ガット・ギターを弾いているのはかなり珍しい。甘い音色が曲調に合っていると思う。

8.眠りこんだ冬
雪原を走るJR電車に乗った自分をただ描写しただけの曲。
アルバム・タイトルにもなって、当然ジャケットの世界ともリンクしている。
アウトロを途中でフェイド・アウトするかどうか、で非常に悩んだ。
でも、ベースの吉川君がこのアウトロを絶賛していたので残した。確かにこれは痺れる。
左右のダブル・ドラムを提案したのは坂田君。1996年作。

9.ひっこみじあん
1994年作。若さが持つ強さってのは経験の浅さに裏打ちされたものだ。
そして、若さが持つもろさってのも経験の浅さに裏打ちされたものだ。
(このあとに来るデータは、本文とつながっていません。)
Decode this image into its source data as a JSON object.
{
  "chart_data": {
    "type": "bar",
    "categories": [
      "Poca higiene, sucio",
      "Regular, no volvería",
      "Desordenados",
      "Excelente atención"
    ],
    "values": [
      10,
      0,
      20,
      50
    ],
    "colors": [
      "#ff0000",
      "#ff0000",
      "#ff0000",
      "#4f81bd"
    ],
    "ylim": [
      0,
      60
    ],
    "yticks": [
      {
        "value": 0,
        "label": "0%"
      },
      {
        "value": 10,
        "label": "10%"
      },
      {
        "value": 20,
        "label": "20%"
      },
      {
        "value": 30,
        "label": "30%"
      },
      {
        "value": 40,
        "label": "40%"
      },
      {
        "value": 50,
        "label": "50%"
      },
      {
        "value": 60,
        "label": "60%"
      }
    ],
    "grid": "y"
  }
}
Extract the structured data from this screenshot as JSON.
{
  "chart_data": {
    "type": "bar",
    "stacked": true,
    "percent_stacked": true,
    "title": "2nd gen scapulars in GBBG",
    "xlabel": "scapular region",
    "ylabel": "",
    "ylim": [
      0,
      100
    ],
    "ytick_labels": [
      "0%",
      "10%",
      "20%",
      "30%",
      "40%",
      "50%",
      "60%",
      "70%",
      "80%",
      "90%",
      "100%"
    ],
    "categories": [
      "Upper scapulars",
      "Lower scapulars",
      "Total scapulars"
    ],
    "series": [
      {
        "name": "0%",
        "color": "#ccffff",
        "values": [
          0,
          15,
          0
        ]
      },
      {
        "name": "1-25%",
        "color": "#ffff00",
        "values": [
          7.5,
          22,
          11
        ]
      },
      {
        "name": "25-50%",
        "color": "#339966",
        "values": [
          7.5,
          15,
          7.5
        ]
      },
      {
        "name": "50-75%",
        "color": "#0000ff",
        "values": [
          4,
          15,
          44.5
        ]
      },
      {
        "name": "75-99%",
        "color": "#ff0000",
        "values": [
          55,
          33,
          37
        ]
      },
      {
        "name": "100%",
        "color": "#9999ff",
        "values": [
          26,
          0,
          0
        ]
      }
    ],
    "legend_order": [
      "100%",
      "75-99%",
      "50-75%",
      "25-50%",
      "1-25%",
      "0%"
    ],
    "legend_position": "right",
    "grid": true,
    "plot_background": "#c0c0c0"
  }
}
そういうラブソング。
凝ったコーラス・ワークは昔のデモテープを再現した。
そういった上モノの録音は、主に四谷天窓と同じビルに入っていたスタジオで作業することが多かった。

10.雨が降り続いた
1996年作。ギター・ソロは僕が最初に自宅で録ったデモのテイクを採用。サンプリングした。
二度と同じようなソロを弾けなさそうだったので。
全体の音の質感はまさしくエンジニア土井さんの世界。どっしりしている。
「リンゴン リンゴン」とは鐘の音。そして、次曲にも鐘が打たれる。

11.オカエリ・ファンファーレ
1994年。元々のタイトルは「オカ・エリロ・ボコン」。
作った当時、渋谷系が流行っていて、それを(誰にも知られぬよう)揶揄している。
オシャレさんが間違ってフランス語風に発音したら最高だ、とニヤニヤしていた。
で、中黒の位置がおかしいにせよ、念の為スタッフが東映に確認を取ってみたら、
歌詞で歌われる分にはいいけど、タイトルには勘弁、という返事だった。
というわけでファンファーレになった。
ヴォーカル録りの日は発熱していた。しかし、締め切りが迫っていたので強行。
PVは等々力の多摩川周辺で撮影した。最後に土手でワーゲンを運転した感触は良かったよ。

12.飛び出しナイフ
1992年作。歌詞は色々と書き直して、最後はパズル状態。数行しかないのに。
そして短い曲なのに、地味に何度も転調している。変だ。

13.マテリアル・イシュー
自宅のガレージでガス自殺をしたマテリアル・イシューのリーダー、ジム・エリスンに捧げた。
ダイアンとかヴァレリーとか、女の子の名前の曲が多かった人だった。1996年作。
ちなみに「気にしないで」のカップリングにした「不時着ヴァージョン」はリズム録りした時のヴォーカルをそのまま使ったもの。ヘロヘロでかっこいい。

ジャケットは越後湯沢の近くの町で撮影したもの。
(川端康成好きとしては、雪国と言えばここしかない)
自分にはアルバムを録音する前からコンセプトが見えていたので、
スタッフにお願いして、かなり前倒しで撮影に行ったのでした。